Anadarko Petroleum Corp. selected a group of developers including Chicago Bridge & Iron Co. for a potential $15 billion liquefied natural-gas project in Mozambique.
CBI’s joint venture with Japan-based Chiyoda Corp. and Saipem SpA, based in Italy, will work on the onshore project that includes two LNG units with 6 million metric tons of capacity each, Anadarko said Monday.
The decision is a significant step toward reaching a final investment decision and demonstrates a “continued commitment to advancing this important project toward first cargoes,” Chief Executive Officer Al Walker said in the statement.
The award of the contract comes at a time when some other energy companies have had to delay or cancel large developments after a collapse in oil prices. Anadarko says it will make a final investment decision by the end of the year.
Construction plans also include two LNG storage tanks, each with a capacity of 180,000 cubic meters, condensate storage, a multi-berth marine jetty and associated utilities and infrastructure, according to Texas-based Anadarko.

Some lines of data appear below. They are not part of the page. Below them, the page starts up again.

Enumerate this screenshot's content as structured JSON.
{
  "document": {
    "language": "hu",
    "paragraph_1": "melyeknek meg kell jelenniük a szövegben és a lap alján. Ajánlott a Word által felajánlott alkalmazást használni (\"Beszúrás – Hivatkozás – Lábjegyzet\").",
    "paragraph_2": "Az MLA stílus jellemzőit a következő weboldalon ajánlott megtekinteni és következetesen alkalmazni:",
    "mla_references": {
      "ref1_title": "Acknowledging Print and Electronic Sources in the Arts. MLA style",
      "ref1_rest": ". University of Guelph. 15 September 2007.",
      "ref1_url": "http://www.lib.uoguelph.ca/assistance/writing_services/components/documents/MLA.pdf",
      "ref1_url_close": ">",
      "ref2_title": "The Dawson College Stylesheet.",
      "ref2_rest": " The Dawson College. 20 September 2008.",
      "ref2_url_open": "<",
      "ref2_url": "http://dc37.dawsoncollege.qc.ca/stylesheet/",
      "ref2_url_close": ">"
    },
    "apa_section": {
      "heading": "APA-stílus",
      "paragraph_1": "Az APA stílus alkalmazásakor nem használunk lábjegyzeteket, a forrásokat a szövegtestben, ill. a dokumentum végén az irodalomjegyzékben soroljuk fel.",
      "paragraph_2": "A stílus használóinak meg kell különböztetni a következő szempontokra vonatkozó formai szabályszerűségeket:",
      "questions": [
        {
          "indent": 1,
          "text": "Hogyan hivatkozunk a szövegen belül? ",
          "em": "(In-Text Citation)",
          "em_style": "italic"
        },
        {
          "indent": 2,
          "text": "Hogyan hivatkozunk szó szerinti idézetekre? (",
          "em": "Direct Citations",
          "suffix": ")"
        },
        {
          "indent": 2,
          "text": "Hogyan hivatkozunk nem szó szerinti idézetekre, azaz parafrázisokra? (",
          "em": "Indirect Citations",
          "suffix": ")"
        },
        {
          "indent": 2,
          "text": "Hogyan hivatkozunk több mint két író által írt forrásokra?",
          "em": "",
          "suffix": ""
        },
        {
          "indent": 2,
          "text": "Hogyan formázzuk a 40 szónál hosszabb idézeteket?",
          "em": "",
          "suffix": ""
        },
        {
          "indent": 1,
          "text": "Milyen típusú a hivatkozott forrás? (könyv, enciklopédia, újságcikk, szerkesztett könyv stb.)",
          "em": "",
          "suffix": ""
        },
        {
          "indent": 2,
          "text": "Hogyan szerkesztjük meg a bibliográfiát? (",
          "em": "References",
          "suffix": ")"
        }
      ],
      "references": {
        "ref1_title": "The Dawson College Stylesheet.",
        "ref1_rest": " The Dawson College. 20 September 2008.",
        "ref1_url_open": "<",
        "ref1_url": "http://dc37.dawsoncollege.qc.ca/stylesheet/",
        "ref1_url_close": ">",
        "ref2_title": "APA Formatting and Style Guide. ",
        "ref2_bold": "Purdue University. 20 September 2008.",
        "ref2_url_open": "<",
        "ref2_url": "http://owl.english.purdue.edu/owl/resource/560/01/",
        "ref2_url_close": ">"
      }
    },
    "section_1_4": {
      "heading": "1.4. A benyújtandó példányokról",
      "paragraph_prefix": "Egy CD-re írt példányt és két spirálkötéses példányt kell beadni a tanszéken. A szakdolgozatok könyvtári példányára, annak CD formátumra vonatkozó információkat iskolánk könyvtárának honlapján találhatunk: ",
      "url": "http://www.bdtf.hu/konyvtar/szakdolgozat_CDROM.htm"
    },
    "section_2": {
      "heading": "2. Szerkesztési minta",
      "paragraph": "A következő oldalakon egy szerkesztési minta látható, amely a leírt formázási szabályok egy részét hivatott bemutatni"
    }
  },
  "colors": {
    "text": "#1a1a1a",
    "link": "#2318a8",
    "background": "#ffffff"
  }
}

The company has secured non-binding, long-term “off-take” agreements for more than 8 million tons a year of LNG from potential customers and is making progress in turning these into binding sales and purchase deals, Walker said. It’s also getting letters of intent from lenders for project financing, he said.
Anadarko will work on a development plan to submit to the government in the coming months, he said.
The project could be valued at as much as $5 billion for CBI and “further validates the company’s strong position in the global LNG market,” Chase Jacobson, an equity analyst with William Blair & Co., said in a note. It also provides CBI “with improved earnings visibility beyond 2016,” he said.
Tokyo Gas Co. is interested in the project as costs will probably be less than some developments in Canada and Australia, Shigeru Muraki, an adviser for the Japanese fuel supplier, told reporters at an energy conference Monday in Kuala Lumpur, the Malaysian capital.